The vans belong to Refugee Community Kitchen, a charity started in December 2015 by four Londoners, and this year’s winner of OFM’s Outstanding Achievement Award. When I visited in early September, Refugee Community Kitchen was providing a free dinner every evening in Puythouck and also at another site in Dunkirk, a leisure centre that housed around 1,000 people, including many women and children and at least 130 unaccompanied minors. In four years, the charity has served nearly 2.3 million mainly plant-based meals in France and the UK, through the help of 20,000 volunteers. On the menu tonight is a coconut and chickpea dal with potatoes and a tomato, cucumber and lettuce salad.
It’s good, nutritious food. Part of the charity’s ethos is that the people they serve should have agency over their meals, which should be “culturally appropriate”. To this end, a condiments table is a key part of their offering: there is hummus, made this afternoon, plus tubs of sumac, onions, za’atar, pickles and salt with which people can garnish their food. A large urn dispenses “sweet, sticky” tea.
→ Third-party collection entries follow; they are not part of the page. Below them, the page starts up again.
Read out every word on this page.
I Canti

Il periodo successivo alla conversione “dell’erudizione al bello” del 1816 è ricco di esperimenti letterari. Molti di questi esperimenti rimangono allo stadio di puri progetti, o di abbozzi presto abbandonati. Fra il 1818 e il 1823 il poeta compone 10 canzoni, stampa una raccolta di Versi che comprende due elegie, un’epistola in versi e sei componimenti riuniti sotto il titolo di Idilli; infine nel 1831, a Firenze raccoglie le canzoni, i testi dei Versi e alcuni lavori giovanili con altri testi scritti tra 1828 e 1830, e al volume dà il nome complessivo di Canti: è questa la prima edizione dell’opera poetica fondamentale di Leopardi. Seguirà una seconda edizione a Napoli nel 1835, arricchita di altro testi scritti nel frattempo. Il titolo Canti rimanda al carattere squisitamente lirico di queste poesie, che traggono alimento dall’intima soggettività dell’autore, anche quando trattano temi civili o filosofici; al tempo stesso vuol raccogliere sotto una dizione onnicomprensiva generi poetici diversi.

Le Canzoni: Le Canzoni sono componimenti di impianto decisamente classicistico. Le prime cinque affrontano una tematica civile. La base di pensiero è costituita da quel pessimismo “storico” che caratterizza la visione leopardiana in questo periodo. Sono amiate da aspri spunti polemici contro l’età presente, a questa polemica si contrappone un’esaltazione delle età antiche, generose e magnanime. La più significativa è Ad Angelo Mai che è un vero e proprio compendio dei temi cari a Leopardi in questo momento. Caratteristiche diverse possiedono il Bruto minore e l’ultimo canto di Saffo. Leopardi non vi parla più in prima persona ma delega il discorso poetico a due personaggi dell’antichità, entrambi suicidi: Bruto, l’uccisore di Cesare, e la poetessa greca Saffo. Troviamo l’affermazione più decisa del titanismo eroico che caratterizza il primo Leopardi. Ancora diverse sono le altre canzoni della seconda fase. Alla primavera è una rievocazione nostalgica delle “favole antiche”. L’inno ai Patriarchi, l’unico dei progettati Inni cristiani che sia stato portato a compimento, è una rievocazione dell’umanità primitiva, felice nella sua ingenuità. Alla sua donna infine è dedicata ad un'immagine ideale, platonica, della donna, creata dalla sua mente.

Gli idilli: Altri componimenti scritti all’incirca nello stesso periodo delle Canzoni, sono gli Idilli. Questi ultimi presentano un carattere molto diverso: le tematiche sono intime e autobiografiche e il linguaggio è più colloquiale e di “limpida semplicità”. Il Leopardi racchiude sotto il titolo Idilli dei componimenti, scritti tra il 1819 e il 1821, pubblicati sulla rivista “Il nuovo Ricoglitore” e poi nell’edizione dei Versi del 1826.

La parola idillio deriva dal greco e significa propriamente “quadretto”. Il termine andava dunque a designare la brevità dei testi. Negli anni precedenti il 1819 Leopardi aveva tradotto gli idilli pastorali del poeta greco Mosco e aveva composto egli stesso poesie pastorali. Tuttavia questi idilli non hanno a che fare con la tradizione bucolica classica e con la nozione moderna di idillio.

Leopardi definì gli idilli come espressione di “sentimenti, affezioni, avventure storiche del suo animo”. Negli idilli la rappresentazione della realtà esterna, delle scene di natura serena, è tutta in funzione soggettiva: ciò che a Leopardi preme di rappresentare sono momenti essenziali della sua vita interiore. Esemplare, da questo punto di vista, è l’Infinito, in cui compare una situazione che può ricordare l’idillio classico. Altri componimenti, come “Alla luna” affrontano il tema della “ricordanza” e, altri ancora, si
As the volunteers set up serving tables, many refugees are happy to share their stories (or talk about Brexit, the ever-present threat of eviction and Manchester United). One, in excellent English, tells me that he wants to join his wife and three children who live near Solihull. His youngest daughter is seven months old, and he has not seen her since the spring. “Too long,” he says with a sad shake of his head. The day before he’d stowed away on a truck only to turn on his GPS and find it was heading deeper into the continent, not to the UK. “I don’t want to do it illegally,” he says. “But if I can’t do it legally, that’s what I have to do. I’ll keep trying, trying, trying.”
It might surprise you to learn that the population of refugees and migrants in northern France is still so large. It still surprises the founders of Refugee Community Kitchen: Steve Stavrinides, 48; Paula Gallardo, 51; Sam Jones, 45; and Janie Macintyre, 56. Well, it does, and it doesn’t. They began their work after seeing the photograph of Alan Kurdi, the three-year-old Syrian boy drowned in the Mediterranean in September 2015, and reading newspaper reports of the Calais Jungle, a camp made on polluted wasteland that was soon home to around 4,000 people, including large populations from Eritrea, Afghanistan and Syria.